Story and photos by Kathryn McKenzie
A new mural being painted on a bridge isn’t just a way to welcome people to Aromas — it’s also a way to welcome steelhead trout back to the Pajaro River after a long absence.
The project, put together by two nonprofit groups and assisted by Anzar High School students and other community members, has been in the works for some six months but has run into numerous interruptions, including rainy weather.
Last week, though, students were out on the bridge painting fish designs in bold tones of orange, blue, green and yellow, on a long concrete strip that forms the bridge’s west side. The bridge, more than 500 feet long, crosses the river at the border of Santa Cruz and Monterey counties.
Truck drivers coming and going from the nearby Graniterock quarry honked their horns in approval as they rumbled by, shaking the bridge with little earthquakes each time they passed.
It didn’t seem to bother the artists, though, who were intent on their work.
“The bridge was cleaned, primed and painted blue,” said Linda Bjornson of Aromas Hills Artisans, one of the groups involved in the project. “The fish are initially painted white, and then the colors go over the top of the fish.”
Bjornson was out there painting alongside Anzar art students as well as their teacher, Emily Scettrini, who teaches the advanced art class. Scettrini notes that each student was given a template and the color scheme, and then had to come up with the design on their own.
The result is that each fish is an individual, but all complement each other other in color and shape.
Coming up with a design was challenging, said Cesar Vazquez, an Anzar senior who was carefully painting his fish in a striped pattern.
And each student had a slightly different take on the style — Ruby Rodriguez created wave-like patterns, while next to her, Kiauna Oliver put down patches of color.
“I think of fish, I think of scales,” said Oliver. “I’m trying to make the whole thing scaly-looking.”
Bjornson said the fish theme is no accident, and has ties to several different community projects. More than a decade ago, the Aromas Hills Artisans erected a fish sculpture in the park that is in the heart of the little town. It’s a big fish made up of little fish, each one painted by a community member.
In 2004, artist Jennifer Colby, a professor at CSU Monterey Bay and a longtime Aromas resident, co-curated an traveling exhibit called “Rumme: The Pajaro River Watershed Experience,” which called attention to the problems facing the river, including the plight of steelhead trout, whose numbers had been severely impacted by watershed pollution and agricultural runoff.
In fact, steelhead weren’t seen in the river at all during the 1990s and early 2000s, and environmentalists feared that the fish were gone forever.
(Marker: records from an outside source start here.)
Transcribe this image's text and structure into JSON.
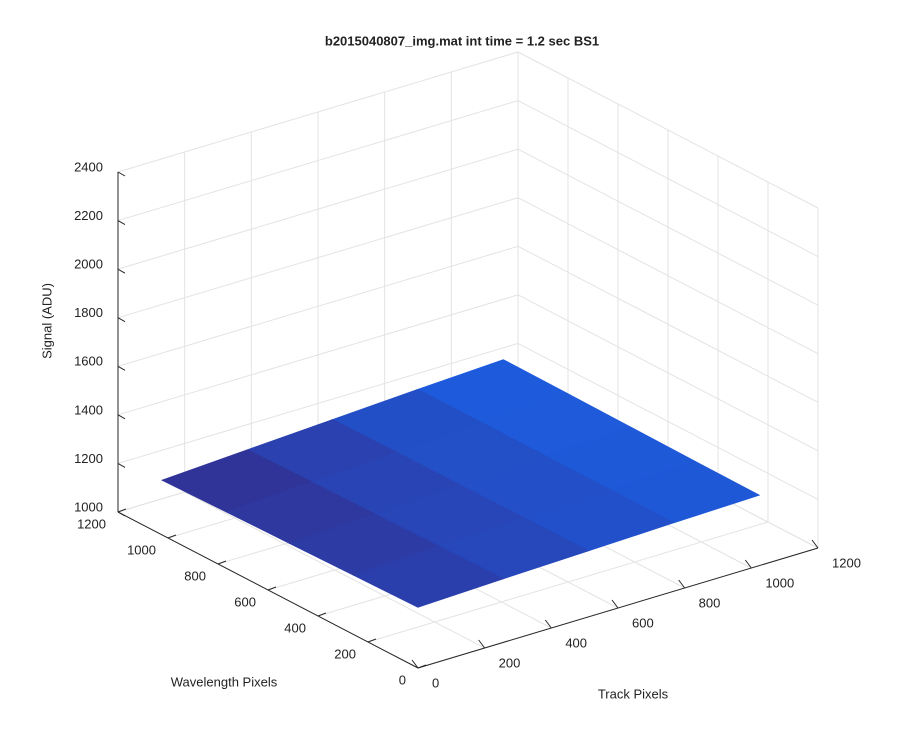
{
  "chart_data": {
    "type": "surface",
    "title": "b2015040807_img.mat int time = 1.2 sec   BS1",
    "xlabel": "Track Pixels",
    "ylabel": "Wavelength Pixels",
    "zlabel": "Signal (ADU)",
    "x": [
      0,
      256,
      512,
      768,
      1024
    ],
    "y": [
      0,
      256,
      512,
      768,
      1024
    ],
    "z": [
      [
        1250,
        1262,
        1272,
        1282,
        1290
      ],
      [
        1244,
        1258,
        1270,
        1282,
        1292
      ],
      [
        1238,
        1254,
        1268,
        1282,
        1295
      ],
      [
        1232,
        1250,
        1266,
        1283,
        1298
      ],
      [
        1225,
        1245,
        1264,
        1283,
        1300
      ]
    ],
    "xlim": [
      0,
      1200
    ],
    "ylim": [
      0,
      1200
    ],
    "zlim": [
      1000,
      2400
    ],
    "xticks": [
      0,
      200,
      400,
      600,
      800,
      1000,
      1200
    ],
    "yticks": [
      0,
      200,
      400,
      600,
      800,
      1000,
      1200
    ],
    "zticks": [
      1000,
      1200,
      1400,
      1600,
      1800,
      2000,
      2200,
      2400
    ],
    "grid": true,
    "colormap": [
      "#352a87",
      "#1a62e8"
    ]
  }
}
But as measures have been put into place to protect the river as well as community cleanup efforts and habitat restoration, the river coming back to life.
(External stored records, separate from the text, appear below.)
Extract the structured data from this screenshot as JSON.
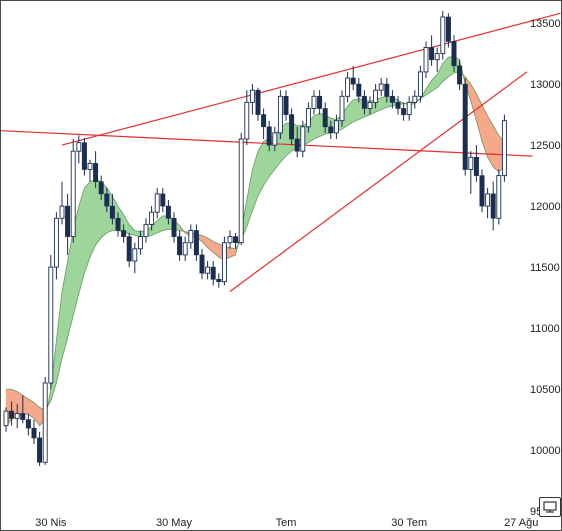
{
  "chart_data": {
    "type": "candlestick",
    "title": "",
    "xlabel": "",
    "ylabel": "",
    "ylim": [
      9460,
      13640
    ],
    "y_ticks": [
      9500,
      10000,
      10500,
      11000,
      11500,
      12000,
      12500,
      13000,
      13500
    ],
    "x_tick_labels": [
      {
        "label": "30 Nis",
        "index": 8
      },
      {
        "label": "30 May",
        "index": 30
      },
      {
        "label": "Tem",
        "index": 50
      },
      {
        "label": "30 Tem",
        "index": 72
      },
      {
        "label": "27 Ağu",
        "index": 92
      }
    ],
    "colors": {
      "candle": "#1c2d52",
      "band_up": "#9ed59a",
      "band_down": "#f6a98a",
      "band_line": "#3f7f3f",
      "trendline": "#e23030"
    },
    "candles": [
      [
        10200,
        10350,
        10150,
        10320
      ],
      [
        10320,
        10400,
        10200,
        10260
      ],
      [
        10260,
        10380,
        10180,
        10300
      ],
      [
        10300,
        10450,
        10220,
        10250
      ],
      [
        10250,
        10300,
        10120,
        10180
      ],
      [
        10180,
        10250,
        10050,
        10100
      ],
      [
        10100,
        10150,
        9870,
        9900
      ],
      [
        9900,
        10600,
        9880,
        10550
      ],
      [
        10550,
        11600,
        10500,
        11500
      ],
      [
        11500,
        11950,
        11400,
        11900
      ],
      [
        11900,
        12200,
        11850,
        12000
      ],
      [
        12000,
        12100,
        11600,
        11750
      ],
      [
        11750,
        12550,
        11700,
        12450
      ],
      [
        12450,
        12580,
        12350,
        12520
      ],
      [
        12520,
        12560,
        12250,
        12300
      ],
      [
        12300,
        12380,
        12200,
        12350
      ],
      [
        12350,
        12450,
        12150,
        12200
      ],
      [
        12200,
        12250,
        12050,
        12100
      ],
      [
        12100,
        12150,
        11950,
        12000
      ],
      [
        12000,
        12100,
        11850,
        11900
      ],
      [
        11900,
        11950,
        11750,
        11800
      ],
      [
        11800,
        11850,
        11700,
        11750
      ],
      [
        11750,
        11780,
        11500,
        11550
      ],
      [
        11550,
        11700,
        11450,
        11650
      ],
      [
        11650,
        11800,
        11600,
        11750
      ],
      [
        11750,
        11900,
        11700,
        11850
      ],
      [
        11850,
        12000,
        11800,
        11950
      ],
      [
        11950,
        12150,
        11900,
        12100
      ],
      [
        12100,
        12150,
        11950,
        12000
      ],
      [
        12000,
        12050,
        11850,
        11900
      ],
      [
        11900,
        11950,
        11700,
        11750
      ],
      [
        11750,
        11800,
        11550,
        11600
      ],
      [
        11600,
        11750,
        11550,
        11700
      ],
      [
        11700,
        11850,
        11650,
        11800
      ],
      [
        11800,
        11850,
        11550,
        11600
      ],
      [
        11600,
        11650,
        11400,
        11450
      ],
      [
        11450,
        11550,
        11400,
        11500
      ],
      [
        11500,
        11550,
        11350,
        11400
      ],
      [
        11400,
        11450,
        11330,
        11380
      ],
      [
        11380,
        11750,
        11350,
        11700
      ],
      [
        11700,
        11800,
        11650,
        11750
      ],
      [
        11750,
        11780,
        11650,
        11700
      ],
      [
        11700,
        12600,
        11680,
        12550
      ],
      [
        12550,
        12950,
        12500,
        12850
      ],
      [
        12850,
        13000,
        12750,
        12950
      ],
      [
        12950,
        12970,
        12700,
        12750
      ],
      [
        12750,
        12800,
        12550,
        12650
      ],
      [
        12650,
        12700,
        12450,
        12500
      ],
      [
        12500,
        12650,
        12450,
        12600
      ],
      [
        12600,
        12950,
        12550,
        12900
      ],
      [
        12900,
        12950,
        12700,
        12750
      ],
      [
        12750,
        12800,
        12500,
        12550
      ],
      [
        12550,
        12650,
        12400,
        12450
      ],
      [
        12450,
        12700,
        12400,
        12650
      ],
      [
        12650,
        12850,
        12600,
        12800
      ],
      [
        12800,
        12950,
        12750,
        12900
      ],
      [
        12900,
        12950,
        12750,
        12800
      ],
      [
        12800,
        12850,
        12600,
        12650
      ],
      [
        12650,
        12700,
        12550,
        12600
      ],
      [
        12600,
        12750,
        12550,
        12700
      ],
      [
        12700,
        12950,
        12650,
        12900
      ],
      [
        12900,
        13100,
        12850,
        13050
      ],
      [
        13050,
        13150,
        12950,
        13000
      ],
      [
        13000,
        13050,
        12850,
        12900
      ],
      [
        12900,
        12950,
        12750,
        12800
      ],
      [
        12800,
        12900,
        12750,
        12850
      ],
      [
        12850,
        13000,
        12800,
        12950
      ],
      [
        12950,
        13050,
        12900,
        13000
      ],
      [
        13000,
        13050,
        12850,
        12900
      ],
      [
        12900,
        12950,
        12800,
        12850
      ],
      [
        12850,
        12900,
        12750,
        12800
      ],
      [
        12800,
        12850,
        12700,
        12750
      ],
      [
        12750,
        12900,
        12700,
        12850
      ],
      [
        12850,
        12950,
        12800,
        12900
      ],
      [
        12900,
        13150,
        12850,
        13100
      ],
      [
        13100,
        13350,
        13050,
        13300
      ],
      [
        13300,
        13400,
        13150,
        13200
      ],
      [
        13200,
        13300,
        13100,
        13250
      ],
      [
        13250,
        13600,
        13200,
        13550
      ],
      [
        13550,
        13580,
        13300,
        13350
      ],
      [
        13350,
        13400,
        13100,
        13150
      ],
      [
        13150,
        13200,
        12950,
        13000
      ],
      [
        13000,
        13050,
        12250,
        12300
      ],
      [
        12300,
        12450,
        12100,
        12400
      ],
      [
        12400,
        12500,
        12200,
        12250
      ],
      [
        12250,
        12300,
        11950,
        12000
      ],
      [
        12000,
        12150,
        11900,
        12100
      ],
      [
        12100,
        12200,
        11800,
        11900
      ],
      [
        11900,
        12300,
        11850,
        12250
      ],
      [
        12250,
        12750,
        12200,
        12700
      ]
    ],
    "fast_line": [
      10200,
      10250,
      10280,
      10300,
      10290,
      10260,
      10200,
      10250,
      10500,
      10900,
      11300,
      11550,
      11800,
      12000,
      12150,
      12200,
      12220,
      12200,
      12150,
      12080,
      12000,
      11930,
      11850,
      11800,
      11790,
      11800,
      11830,
      11880,
      11920,
      11920,
      11890,
      11840,
      11780,
      11750,
      11740,
      11710,
      11660,
      11620,
      11580,
      11560,
      11580,
      11600,
      11800,
      12050,
      12300,
      12450,
      12530,
      12560,
      12580,
      12640,
      12680,
      12680,
      12660,
      12660,
      12690,
      12740,
      12760,
      12750,
      12720,
      12710,
      12750,
      12820,
      12870,
      12880,
      12870,
      12860,
      12870,
      12890,
      12900,
      12890,
      12870,
      12840,
      12830,
      12840,
      12880,
      12960,
      13030,
      13080,
      13170,
      13220,
      13230,
      13200,
      13000,
      12860,
      12700,
      12530,
      12400,
      12320,
      12280,
      12320
    ],
    "slow_line": [
      10500,
      10500,
      10480,
      10450,
      10420,
      10390,
      10350,
      10330,
      10400,
      10550,
      10750,
      10920,
      11100,
      11280,
      11450,
      11580,
      11680,
      11740,
      11780,
      11800,
      11800,
      11790,
      11770,
      11760,
      11750,
      11750,
      11760,
      11780,
      11800,
      11810,
      11810,
      11800,
      11790,
      11780,
      11770,
      11760,
      11740,
      11710,
      11690,
      11670,
      11660,
      11650,
      11720,
      11830,
      11960,
      12080,
      12170,
      12240,
      12300,
      12360,
      12410,
      12450,
      12480,
      12500,
      12520,
      12550,
      12570,
      12590,
      12600,
      12610,
      12630,
      12660,
      12690,
      12710,
      12730,
      12750,
      12770,
      12790,
      12810,
      12820,
      12830,
      12840,
      12850,
      12860,
      12880,
      12910,
      12940,
      12970,
      13020,
      13060,
      13090,
      13100,
      13060,
      13000,
      12920,
      12830,
      12740,
      12660,
      12580,
      12520
    ],
    "trendlines": [
      {
        "from": [
          10,
          12500
        ],
        "to": [
          99,
          13580
        ]
      },
      {
        "from": [
          -2,
          12620
        ],
        "to": [
          94,
          12410
        ]
      },
      {
        "from": [
          40,
          11300
        ],
        "to": [
          93,
          13100
        ]
      }
    ]
  }
}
In 2017, steelhead once again began spawning in Uvas Creek near Gilroy, which feeds into the Pajaro. Now, slowly, the steelhead are making a comeback.
The idea for a mural started last year; the concept came from AHA member Joyce Oroz, who looked at the long, curved surface and thought a river design would be perfect.
Murals are nothing new for the artisans, who have not only liberally decorated Aromas buildings with colorful designs, but also created murals at the Watsonville Wetlands Watch visitors center.
For a small group, though, it was big. “It sounded like a wonderful idea, but it’s just huge,” said Bjornson.
With the help of nonprofit Terra Cultura, the bridge project went forward in gaining permission and permits, which had to come from both Santa Cruz and Monterey counties. The fish design came from AHA member Cindy Couling.
Now, the community at large is being invited to be part of it. Painting days will be held starting this Sunday at the bridge, and will continue until all 500-plus-feet are completed — perhaps as many as 80 fish, each 42 inches long.
The mural project is being funded by part of the AHA budget as well as a $1,000 grant from the Aromas Eagles service club. To cover the rest of the expenses, locals are invited to dedicate a fish for a $50 donation. Bjornson is working with Aromas-area organizations to find painters and donors.
When everything’s said and done, the mural will be a beautiful reminder of the river’s importance in this community, and of caring for it.
With the mural, “We’re welcoming people to Aromas, and also welcoming the steelhead back to the river,” said Bjornson.